Despite growing nostalgia for the past, the poll found South Africans becoming more positive about their government and its direction for the future - although they rate unemployment, poverty, crime and Aids as serious challenges.
A total of 54 percent gave positive marks to the country's current system of government, up 18 points from 1995.
Among whites, 46 percent gave the current government positive ratings, compared with just 12 percent in 1995.
Seventy-four percent of respondents expressed optimism about how the country's political system would develop over the next 10 years, with long-term optimism among whites rising to 44 percent from 24 percent in 1995.
"As people, especially racial minorities, become more accustomed to the new order, they seem to be coming to terms with it, even as they moan and grumble about all its faults," said the poll.
The Afrobarometer polls are conducted as a collaboration between the Institute for Democracy in South Africa, the Centre for Democracy and Development in Ghana and Michigan State University.
The latest South African polls, which interviewed a racially representative sample of 2 400 South Africans in September and October, had a margin of error of plus or minus two percentage points.
They should all resign. :)
}:-)4
'I thought my boss was a devil. Not now, He was my saviour. '*** Charles Mushambati had always regarded Thom Martin as being among those "devil" Zimbabwean white farmers who grossly underpaid their workers and kept them in squalor. With hindsight, he now believes he was wrong. More than 60 white farmers had been arrested around Zimbabwe by yesterday as President Robert Mugabe cracked down on 1,800 farmers who were refusing to leave their land. His confiscation policy is supposedly aimed at helping people such as Mr Mushambati, but the 59-year-old labourer, like most of the 80,000 farm workers who have found themselves unemployed and homeless after their bosses went out of business, has lost his illusions.
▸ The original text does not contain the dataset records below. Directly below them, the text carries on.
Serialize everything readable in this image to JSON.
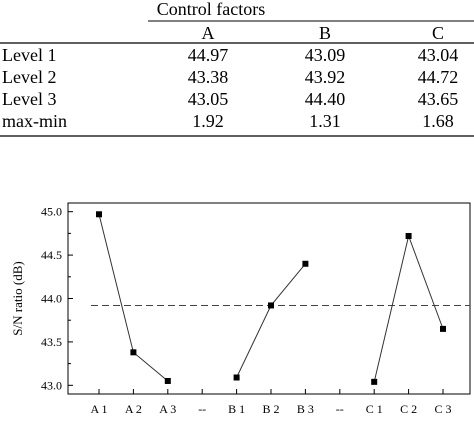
{
  "table": {
    "group_header": "Control factors",
    "columns": [
      "A",
      "B",
      "C"
    ],
    "rows": [
      {
        "label": "Level 1",
        "values": [
          "44.97",
          "43.09",
          "43.04"
        ]
      },
      {
        "label": "Level 2",
        "values": [
          "43.38",
          "43.92",
          "44.72"
        ]
      },
      {
        "label": "Level 3",
        "values": [
          "43.05",
          "44.40",
          "43.65"
        ]
      },
      {
        "label": "max-min",
        "values": [
          "1.92",
          "1.31",
          "1.68"
        ]
      }
    ]
  },
  "chart_data": {
    "type": "line",
    "ylabel": "S/N ratio (dB)",
    "xlabel": "",
    "categories": [
      "A 1",
      "A 2",
      "A 3",
      "--",
      "B 1",
      "B 2",
      "B 3",
      "--",
      "C 1",
      "C 2",
      "C 3"
    ],
    "ylim": [
      42.9,
      45.1
    ],
    "yticks": [
      "43.0",
      "43.5",
      "44.0",
      "44.5",
      "45.0"
    ],
    "grid": false,
    "mean_line": 43.92,
    "series": [
      {
        "values": [
          44.97,
          43.38,
          43.05,
          null,
          43.09,
          43.92,
          44.4,
          null,
          43.04,
          44.72,
          43.65
        ]
      }
    ],
    "colors": {
      "line": "#333333",
      "marker": "#000000",
      "mean_line": "#444444"
    }
  }
}
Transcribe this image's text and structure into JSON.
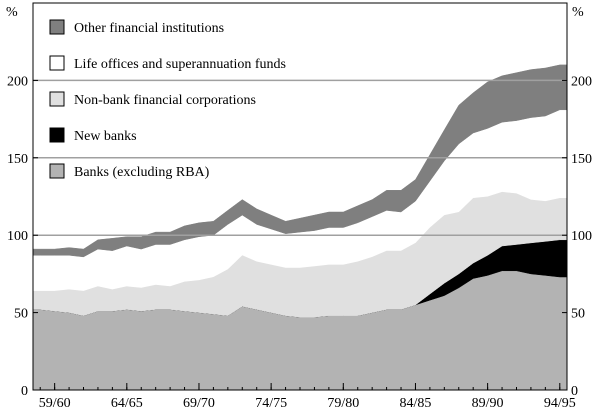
{
  "chart_data": {
    "type": "area",
    "stacked": true,
    "title": "",
    "xlabel": "",
    "ylabel": "%",
    "ylabel_right": "%",
    "ylim": [
      0,
      250
    ],
    "yticks": [
      0,
      50,
      100,
      150,
      200
    ],
    "x_tick_labels": [
      "59/60",
      "64/65",
      "69/70",
      "74/75",
      "79/80",
      "84/85",
      "89/90",
      "94/95"
    ],
    "x_tick_years": [
      1960,
      1965,
      1970,
      1975,
      1980,
      1985,
      1990,
      1995
    ],
    "grid": {
      "horizontal": true,
      "values": [
        100,
        150,
        200
      ]
    },
    "legend_position": "top-left",
    "x": [
      1959,
      1960,
      1961,
      1962,
      1963,
      1964,
      1965,
      1966,
      1967,
      1968,
      1969,
      1970,
      1971,
      1972,
      1973,
      1974,
      1975,
      1976,
      1977,
      1978,
      1979,
      1980,
      1981,
      1982,
      1983,
      1984,
      1985,
      1986,
      1987,
      1988,
      1989,
      1990,
      1991,
      1992,
      1993,
      1994,
      1995
    ],
    "series": [
      {
        "name": "Banks (excluding RBA)",
        "color": "#b3b3b3",
        "values": [
          52,
          51,
          50,
          48,
          51,
          51,
          52,
          51,
          52,
          52,
          51,
          50,
          49,
          48,
          54,
          52,
          50,
          48,
          47,
          47,
          48,
          48,
          48,
          50,
          52,
          52,
          55,
          58,
          61,
          66,
          72,
          74,
          77,
          77,
          75,
          74,
          73
        ]
      },
      {
        "name": "New banks",
        "color": "#000000",
        "values": [
          0,
          0,
          0,
          0,
          0,
          0,
          0,
          0,
          0,
          0,
          0,
          0,
          0,
          0,
          0,
          0,
          0,
          0,
          0,
          0,
          0,
          0,
          0,
          0,
          0,
          0,
          0,
          4,
          8,
          9,
          10,
          13,
          16,
          17,
          20,
          22,
          24
        ]
      },
      {
        "name": "Non-bank financial corporations",
        "color": "#e0e0e0",
        "values": [
          12,
          13,
          15,
          16,
          16,
          14,
          15,
          15,
          16,
          15,
          19,
          21,
          24,
          30,
          33,
          31,
          31,
          31,
          32,
          33,
          33,
          33,
          35,
          36,
          38,
          38,
          40,
          43,
          44,
          40,
          42,
          38,
          35,
          33,
          28,
          26,
          27
        ]
      },
      {
        "name": "Life offices and superannuation funds",
        "color": "#ffffff",
        "values": [
          23,
          23,
          22,
          22,
          24,
          25,
          26,
          25,
          26,
          27,
          27,
          28,
          27,
          29,
          26,
          24,
          23,
          22,
          23,
          23,
          24,
          24,
          25,
          26,
          26,
          25,
          27,
          30,
          35,
          44,
          42,
          44,
          45,
          47,
          53,
          55,
          57
        ]
      },
      {
        "name": "Other financial institutions",
        "color": "#7f7f7f",
        "values": [
          4,
          4,
          5,
          5,
          6,
          8,
          6,
          8,
          8,
          8,
          9,
          9,
          9,
          9,
          10,
          10,
          9,
          8,
          9,
          10,
          10,
          10,
          11,
          11,
          13,
          14,
          14,
          17,
          20,
          25,
          26,
          30,
          30,
          31,
          31,
          31,
          29
        ]
      }
    ]
  }
}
Mr Mushambati had often quarrelled with Mr Martin over his wages, and was elated when he attended a rally before the 2000 parliamentary elections at which Mr Mugabe promised "land to my people". The labourer applied for a piece of land, but officials asked him for a Zanu-PF card, demonstrating membership of Mr Mugabe's ruling party, to attach to the application. He didn't have one. "They made it clear that no one would get land without a party card," he said. Mr Mushambati returned to work for Mr Martin, who paid him 4,000 Zimbabwe dollars (£50) a month. His wife also worked for the white farmer and they received free produce from Mr Martin, and sent their children to a school he built for his employees. "I used to think the boss was a devil, but with hindsight he was not. He was my saviour," said Mr Mushambati.
This is the future now facing Mr Mushambati - a plight often forgotten in the international attention devoted to the white farmers. Mr Martin told his workers last week he had given up the fight for his land and was emigrating to New Zealand. Mr Mushambati asked his employer to take him too. "Unfortunately, the boss said he will not own a farm any more. He is going to work in a hotel in New Zealand," said his employee of 20 years. He broke down. "I am finished. I have no future."***
Yes, that is the key, but it should not include the majority voting to take the property of the minority. Adhering to the law is also imperative.